The group expects to incur additional ramp-up costs in the second half of the 2022 full year. This reflects the decision to return all Australian-based employees to work earlier than expected and ahead of demand to ensure capability is maintained, and to end a long stand down period for employees.
Australian state borders were opening in spite of Omicron infections increasing and by early February internal travel would be the same as it was pre-pandemic. Despite soaring case numbers in New South Wales and Victoria, Joyce said state premiers had committed to staying open when vaccine targets had been reached and Australia would “get on and live with the virus”.
While there had been some pause in international bookings, there was still strong interest in visiting friends and relatives and everyone on Qantas planes had to be fully vaccinated, and on most routes must have passed a Covid test.
“It’s still an unbelievably safer environment to travel.”
Joyce said the emphasis needed to be on hospitalisations rather than case numbers.

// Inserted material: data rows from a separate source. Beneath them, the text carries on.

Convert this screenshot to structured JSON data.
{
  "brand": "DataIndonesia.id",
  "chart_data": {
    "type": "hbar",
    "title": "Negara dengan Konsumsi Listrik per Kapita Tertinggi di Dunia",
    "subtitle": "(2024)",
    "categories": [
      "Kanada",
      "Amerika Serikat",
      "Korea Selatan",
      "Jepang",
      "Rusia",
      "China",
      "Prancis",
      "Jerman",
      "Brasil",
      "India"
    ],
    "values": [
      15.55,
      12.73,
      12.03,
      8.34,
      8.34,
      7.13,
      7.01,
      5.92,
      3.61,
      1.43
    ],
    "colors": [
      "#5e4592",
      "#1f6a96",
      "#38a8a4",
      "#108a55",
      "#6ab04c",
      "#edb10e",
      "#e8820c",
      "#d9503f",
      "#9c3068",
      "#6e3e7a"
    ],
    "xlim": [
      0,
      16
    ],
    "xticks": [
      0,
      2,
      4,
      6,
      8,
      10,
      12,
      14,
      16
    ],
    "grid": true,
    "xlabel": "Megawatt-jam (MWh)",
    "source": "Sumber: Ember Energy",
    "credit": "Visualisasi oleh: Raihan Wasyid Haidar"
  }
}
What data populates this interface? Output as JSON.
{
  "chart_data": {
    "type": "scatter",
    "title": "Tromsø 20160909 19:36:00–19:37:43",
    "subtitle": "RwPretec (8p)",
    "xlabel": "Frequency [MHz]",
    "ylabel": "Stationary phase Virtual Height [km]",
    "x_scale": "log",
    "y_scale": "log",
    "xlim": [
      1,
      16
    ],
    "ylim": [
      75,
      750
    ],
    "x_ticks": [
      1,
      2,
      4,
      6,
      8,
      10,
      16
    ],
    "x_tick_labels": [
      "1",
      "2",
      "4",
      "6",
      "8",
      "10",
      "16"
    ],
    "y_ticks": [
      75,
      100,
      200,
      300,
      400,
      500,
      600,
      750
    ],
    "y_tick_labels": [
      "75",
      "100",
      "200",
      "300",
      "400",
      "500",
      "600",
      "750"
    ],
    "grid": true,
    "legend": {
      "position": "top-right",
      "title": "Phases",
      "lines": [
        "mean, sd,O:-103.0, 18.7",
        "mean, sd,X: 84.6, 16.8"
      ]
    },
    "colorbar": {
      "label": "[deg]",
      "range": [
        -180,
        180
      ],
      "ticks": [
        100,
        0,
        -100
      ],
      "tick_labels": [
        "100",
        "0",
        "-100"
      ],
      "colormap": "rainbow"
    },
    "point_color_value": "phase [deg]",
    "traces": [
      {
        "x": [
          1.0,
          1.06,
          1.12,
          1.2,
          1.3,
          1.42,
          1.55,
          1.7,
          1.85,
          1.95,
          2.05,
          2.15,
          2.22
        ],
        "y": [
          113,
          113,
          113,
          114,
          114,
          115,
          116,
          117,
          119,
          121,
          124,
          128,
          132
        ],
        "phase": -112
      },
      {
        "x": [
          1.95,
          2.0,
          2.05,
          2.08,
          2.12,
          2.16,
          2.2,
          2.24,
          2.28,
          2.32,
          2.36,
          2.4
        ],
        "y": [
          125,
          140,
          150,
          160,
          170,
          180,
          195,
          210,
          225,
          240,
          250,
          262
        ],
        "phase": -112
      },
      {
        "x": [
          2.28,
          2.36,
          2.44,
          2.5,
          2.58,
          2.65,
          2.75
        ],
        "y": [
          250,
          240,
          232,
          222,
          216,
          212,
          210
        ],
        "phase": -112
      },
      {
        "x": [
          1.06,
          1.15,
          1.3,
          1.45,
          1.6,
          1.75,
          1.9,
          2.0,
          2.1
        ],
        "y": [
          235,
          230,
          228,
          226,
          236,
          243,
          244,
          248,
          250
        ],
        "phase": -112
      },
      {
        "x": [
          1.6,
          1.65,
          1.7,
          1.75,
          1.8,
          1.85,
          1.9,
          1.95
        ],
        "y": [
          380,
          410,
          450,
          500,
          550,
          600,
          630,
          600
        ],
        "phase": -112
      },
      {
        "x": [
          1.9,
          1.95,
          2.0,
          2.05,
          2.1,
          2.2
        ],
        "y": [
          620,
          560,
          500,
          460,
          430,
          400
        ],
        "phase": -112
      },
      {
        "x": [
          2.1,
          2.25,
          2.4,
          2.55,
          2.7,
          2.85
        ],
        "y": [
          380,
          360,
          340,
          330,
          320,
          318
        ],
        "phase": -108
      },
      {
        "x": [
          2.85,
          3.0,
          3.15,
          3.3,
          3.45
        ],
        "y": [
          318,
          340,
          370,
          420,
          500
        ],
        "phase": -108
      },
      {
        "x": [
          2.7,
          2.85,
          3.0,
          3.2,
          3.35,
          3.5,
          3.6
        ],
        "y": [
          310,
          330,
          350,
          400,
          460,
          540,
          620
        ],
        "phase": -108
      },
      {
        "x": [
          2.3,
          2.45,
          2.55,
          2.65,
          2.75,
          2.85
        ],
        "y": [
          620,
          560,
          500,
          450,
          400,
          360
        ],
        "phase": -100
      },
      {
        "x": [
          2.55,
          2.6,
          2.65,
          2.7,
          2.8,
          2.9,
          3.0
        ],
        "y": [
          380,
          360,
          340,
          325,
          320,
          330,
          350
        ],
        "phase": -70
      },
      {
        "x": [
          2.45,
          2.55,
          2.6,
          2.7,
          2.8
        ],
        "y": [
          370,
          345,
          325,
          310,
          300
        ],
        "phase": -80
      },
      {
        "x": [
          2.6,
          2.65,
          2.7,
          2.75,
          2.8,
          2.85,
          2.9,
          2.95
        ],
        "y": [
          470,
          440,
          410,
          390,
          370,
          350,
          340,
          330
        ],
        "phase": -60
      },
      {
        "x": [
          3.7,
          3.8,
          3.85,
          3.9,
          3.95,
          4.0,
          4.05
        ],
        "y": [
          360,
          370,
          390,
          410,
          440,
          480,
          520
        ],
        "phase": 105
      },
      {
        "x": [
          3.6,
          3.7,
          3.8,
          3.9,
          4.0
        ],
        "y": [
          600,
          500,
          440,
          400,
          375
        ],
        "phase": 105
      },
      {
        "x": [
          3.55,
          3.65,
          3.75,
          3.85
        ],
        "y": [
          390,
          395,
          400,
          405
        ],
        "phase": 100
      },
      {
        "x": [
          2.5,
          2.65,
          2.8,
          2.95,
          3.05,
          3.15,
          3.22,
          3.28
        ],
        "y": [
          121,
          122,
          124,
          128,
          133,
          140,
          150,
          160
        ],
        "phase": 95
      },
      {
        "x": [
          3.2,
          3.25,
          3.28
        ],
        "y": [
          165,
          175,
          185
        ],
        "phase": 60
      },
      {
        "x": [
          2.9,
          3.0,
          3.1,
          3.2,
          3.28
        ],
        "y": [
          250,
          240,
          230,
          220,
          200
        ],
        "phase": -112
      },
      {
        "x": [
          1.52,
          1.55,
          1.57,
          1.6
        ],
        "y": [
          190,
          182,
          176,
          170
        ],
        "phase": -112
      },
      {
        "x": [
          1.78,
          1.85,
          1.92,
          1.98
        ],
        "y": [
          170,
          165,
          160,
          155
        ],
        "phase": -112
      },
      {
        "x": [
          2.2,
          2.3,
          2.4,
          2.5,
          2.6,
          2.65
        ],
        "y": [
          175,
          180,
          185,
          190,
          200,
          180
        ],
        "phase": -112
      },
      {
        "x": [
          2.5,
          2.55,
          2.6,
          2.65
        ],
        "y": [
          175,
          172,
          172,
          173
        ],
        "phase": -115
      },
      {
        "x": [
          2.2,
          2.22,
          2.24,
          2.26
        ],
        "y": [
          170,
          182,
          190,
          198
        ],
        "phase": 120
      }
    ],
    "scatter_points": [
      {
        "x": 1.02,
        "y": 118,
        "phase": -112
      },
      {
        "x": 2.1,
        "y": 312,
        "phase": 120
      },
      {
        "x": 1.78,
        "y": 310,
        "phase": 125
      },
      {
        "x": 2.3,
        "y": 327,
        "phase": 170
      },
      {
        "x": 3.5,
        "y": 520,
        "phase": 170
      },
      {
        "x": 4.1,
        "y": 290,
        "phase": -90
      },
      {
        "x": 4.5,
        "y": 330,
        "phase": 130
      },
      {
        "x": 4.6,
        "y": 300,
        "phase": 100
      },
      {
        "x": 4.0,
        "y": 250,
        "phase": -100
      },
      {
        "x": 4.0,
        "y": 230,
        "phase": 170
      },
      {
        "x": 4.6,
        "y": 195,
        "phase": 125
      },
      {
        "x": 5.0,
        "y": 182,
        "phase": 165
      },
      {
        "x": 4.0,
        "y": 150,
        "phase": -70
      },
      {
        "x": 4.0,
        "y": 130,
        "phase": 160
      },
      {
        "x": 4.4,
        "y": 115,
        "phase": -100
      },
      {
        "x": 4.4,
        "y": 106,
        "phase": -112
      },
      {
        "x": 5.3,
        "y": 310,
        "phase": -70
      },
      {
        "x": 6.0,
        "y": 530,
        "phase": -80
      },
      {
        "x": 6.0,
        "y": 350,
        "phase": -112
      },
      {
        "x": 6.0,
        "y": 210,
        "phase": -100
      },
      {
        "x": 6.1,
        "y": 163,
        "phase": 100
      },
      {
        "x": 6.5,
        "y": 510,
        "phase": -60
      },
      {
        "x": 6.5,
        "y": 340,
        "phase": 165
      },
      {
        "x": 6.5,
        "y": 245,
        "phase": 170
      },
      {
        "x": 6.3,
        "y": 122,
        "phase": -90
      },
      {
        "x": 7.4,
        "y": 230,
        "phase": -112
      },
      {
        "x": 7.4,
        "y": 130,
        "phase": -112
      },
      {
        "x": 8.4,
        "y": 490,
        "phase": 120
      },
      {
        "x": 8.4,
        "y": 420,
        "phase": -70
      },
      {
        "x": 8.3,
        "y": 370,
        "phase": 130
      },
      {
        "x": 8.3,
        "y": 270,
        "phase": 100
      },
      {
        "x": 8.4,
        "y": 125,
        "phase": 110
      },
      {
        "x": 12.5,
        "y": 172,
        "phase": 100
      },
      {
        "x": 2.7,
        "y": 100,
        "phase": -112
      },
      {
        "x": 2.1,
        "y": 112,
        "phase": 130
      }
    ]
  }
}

“The news of the Omicron variant had a clear impact on people’s confidence to book international trips in particular, but we haven’t seen large numbers of cancellations. Many customers have strong intentions to travel if the border and quarantine settings are right and in the past few days we have seen intakes improve.”
Big flight to Airbus
The airline has also announced a commitment to buy 40 new Airbus narrow-body aircraft in addition to the 100 A320s that Jetstar has on order.
Qantas will also have a further 94 purchase right options on aircraft over a 10-year-plus delivery window as it phases out it existing Boeing 717s and the 737-800s used domestically and for transtasman flying. Joyce said the aircraft on international routes would have cabin features not seen before.
Part of this new deal includes combining these two orders so Qantas Group can draw on a total of 299 deliveries across both the A320 and A220 families over the next decade and beyond. Once finalised, this will represent the largest aircraft order in Australian history.
Qantas said it moved quickly to take advantage of the faster-than-expected reopening of international borders into New South Wales and Victoria. Routes to London, Los Angeles and Singapore restarted in November.
But over the past month, the grouphas adjusted the restart timing for some routes, including Japan, New Zealand, Hong Kong and Shanghai in response to extended border restrictions in those countries. The return of Sydney-San Francisco and Brisbane-San Francisco have been paused.
Due to these and other smaller adjustments, the return of the group’s international capacity has been slowed by about 10 percentage points in the second half of the financial year and is now expected to be at the bottom end of the previously quoted 40-55 per cent of pre-Covid levels.